Data-driven approach
A mass-univariate non-parametric randomization procedure was used as a
first statistical assessment of the EEG data (Maris, 2004; Maris and
Oostenveld, 2007). For this procedure, a Delaunay triangulation was used
to define clusters of neighbouring electrodes over a 2D projection of
the electrode montage, connecting nearby electrodes independently of the
physical distance between them. Clusters were defined in order to
contain a minimum of two electrodes. Two dimensional (time, electrode)
analyses were conducted on the ERP amplitudes between 0 and 400 ms
post-stimulus.
For each of the comparisons performed, the amplitude at each time point
and electrode underwent a 2-tailed dependent t-test. The significance
probability (p-value) of the t-statistic was determined by calculating
the proportion of 2D samples from 10000 random partitions of the data
that would have a larger test statistic as a result than the actually
observed test statistic (Monte Carlo method). Then, clusters were
created by grouping adjacent 2D points exceeding a significance level of
0.05 (two-tailed). A cluster-level statistic was calculated by taking
the sum of the t-statistics within every cluster. The significance
probability of the clusters was assessed with the described
non-parametric Monte Carlo method. Corrected values of p below 0.05 were
considered significant. For each significant cluster we report its
temporal spread, cluster statistic and p value.

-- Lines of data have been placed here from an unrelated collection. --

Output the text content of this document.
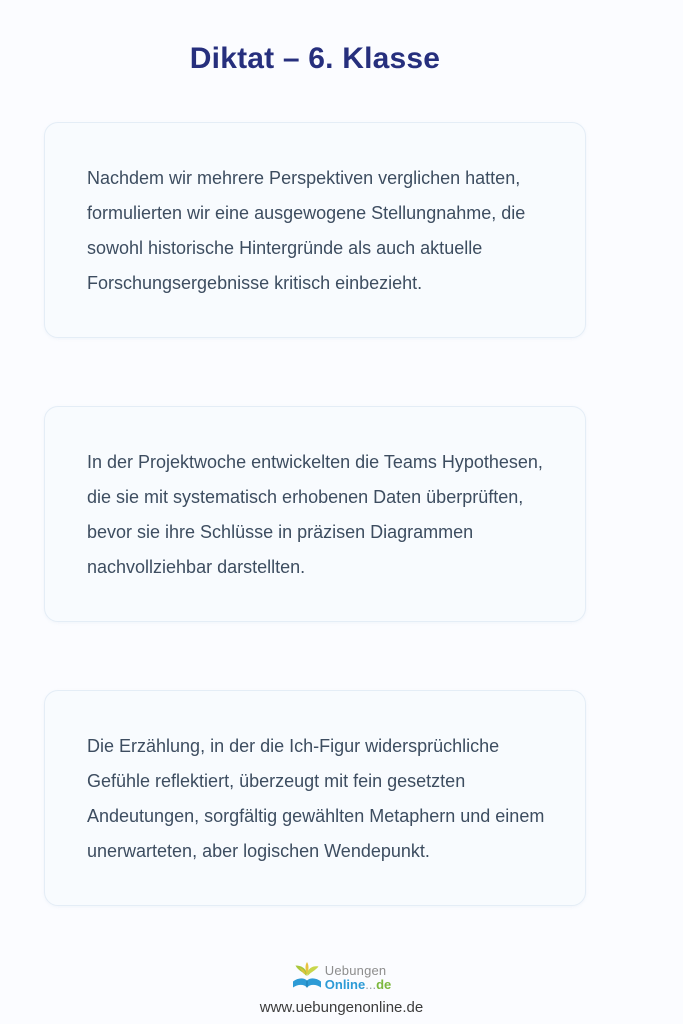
Diktat – 6. Klasse

Nachdem wir mehrere Perspektiven verglichen hatten, formulierten wir eine ausgewogene Stellungnahme, die sowohl historische Hintergründe als auch aktuelle Forschungsergebnisse kritisch einbezieht.

In der Projektwoche entwickelten die Teams Hypothesen, die sie mit systematisch erhobenen Daten überprüften, bevor sie ihre Schlüsse in präzisen Diagrammen nachvollziehbar darstellten.

Die Erzählung, in der die Ich-Figur widersprüchliche Gefühle reflektiert, überzeugt mit fein gesetzten Andeutungen, sorgfältig gewählten Metaphern und einem unerwarteten, aber logischen Wendepunkt.

Uebungen
Online...de

www.uebungenonline.de
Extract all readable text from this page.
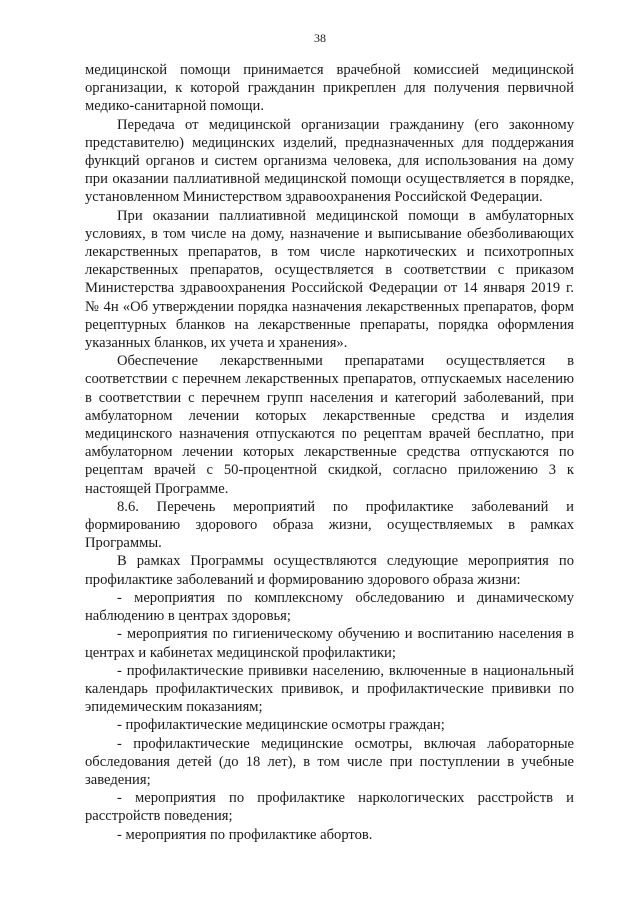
38

медицинской помощи принимается врачебной комиссией медицинской организации, к которой гражданин прикреплен для получения первичной медико-санитарной помощи.

Передача от медицинской организации гражданину (его законному представителю) медицинских изделий, предназначенных для поддержания функций органов и систем организма человека, для использования на дому при оказании паллиативной медицинской помощи осуществляется в порядке, установленном Министерством здравоохранения Российской Федерации.

При оказании паллиативной медицинской помощи в амбулаторных условиях, в том числе на дому, назначение и выписывание обезболивающих лекарственных препаратов, в том числе наркотических и психотропных лекарственных препаратов, осуществляется в соответствии с приказом Министерства здравоохранения Российской Федерации от 14 января 2019 г. № 4н «Об утверждении порядка назначения лекарственных препаратов, форм рецептурных бланков на лекарственные препараты, порядка оформления указанных бланков, их учета и хранения».

Обеспечение лекарственными препаратами осуществляется в соответствии с перечнем лекарственных препаратов, отпускаемых населению в соответствии с перечнем групп населения и категорий заболеваний, при амбулаторном лечении которых лекарственные средства и изделия медицинского назначения отпускаются по рецептам врачей бесплатно, при амбулаторном лечении которых лекарственные средства отпускаются по рецептам врачей с 50-процентной скидкой, согласно приложению 3 к настоящей Программе.

8.6. Перечень мероприятий по профилактике заболеваний и формированию здорового образа жизни, осуществляемых в рамках Программы.

В рамках Программы осуществляются следующие мероприятия по профилактике заболеваний и формированию здорового образа жизни:

- мероприятия по комплексному обследованию и динамическому наблюдению в центрах здоровья;

- мероприятия по гигиеническому обучению и воспитанию населения в центрах и кабинетах медицинской профилактики;

- профилактические прививки населению, включенные в национальный календарь профилактических прививок, и профилактические прививки по эпидемическим показаниям;

- профилактические медицинские осмотры граждан;

- профилактические медицинские осмотры, включая лабораторные обследования детей (до 18 лет), в том числе при поступлении в учебные заведения;

- мероприятия по профилактике наркологических расстройств и расстройств поведения;

- мероприятия по профилактике абортов.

Using this procedure, statistical comparisons were conducted both in
acquisition and test sounds comparing the agent and the observer
conditions (subtracting observer from agent condition) to test for
agency effects and comparing the early and late learning stages
(subtracting early from late learning stages) to test for learning
effects. Subsequently, we tested for interactions between agency and
learning stage comparing the difference between agent and observer
across learning stages and the difference between learning stages across
agency conditions. In test sounds, we tested for effects of congruency
contrasting congruent and incongruent sounds. Finally, we investigated
if congruency effects were modulated by the factors agency and learning
stage by comparing the difference between congruent and incongruent
trials (incongruent subtracted from congruent) in the agent versus
observer condition, and in the late versus early learning stage.
As discussed frequently (e.g. Sassenhagen & Draschkow, 2019),
cluster-based statistical analyses controlling for multiple comparisons
(Maris, 2004; Maris and Oostenveld, 2007) may lead to an overestimation
of the temporal and spatial characteristics of the effects, so it is
recommendable to avoid very specific time-space claims about the data.
We are aware of these limitations, and we try to relate the findings
from the cluster-based analysis to classic ERP components based on the
shapes and scalp topographies of the obtained waveforms.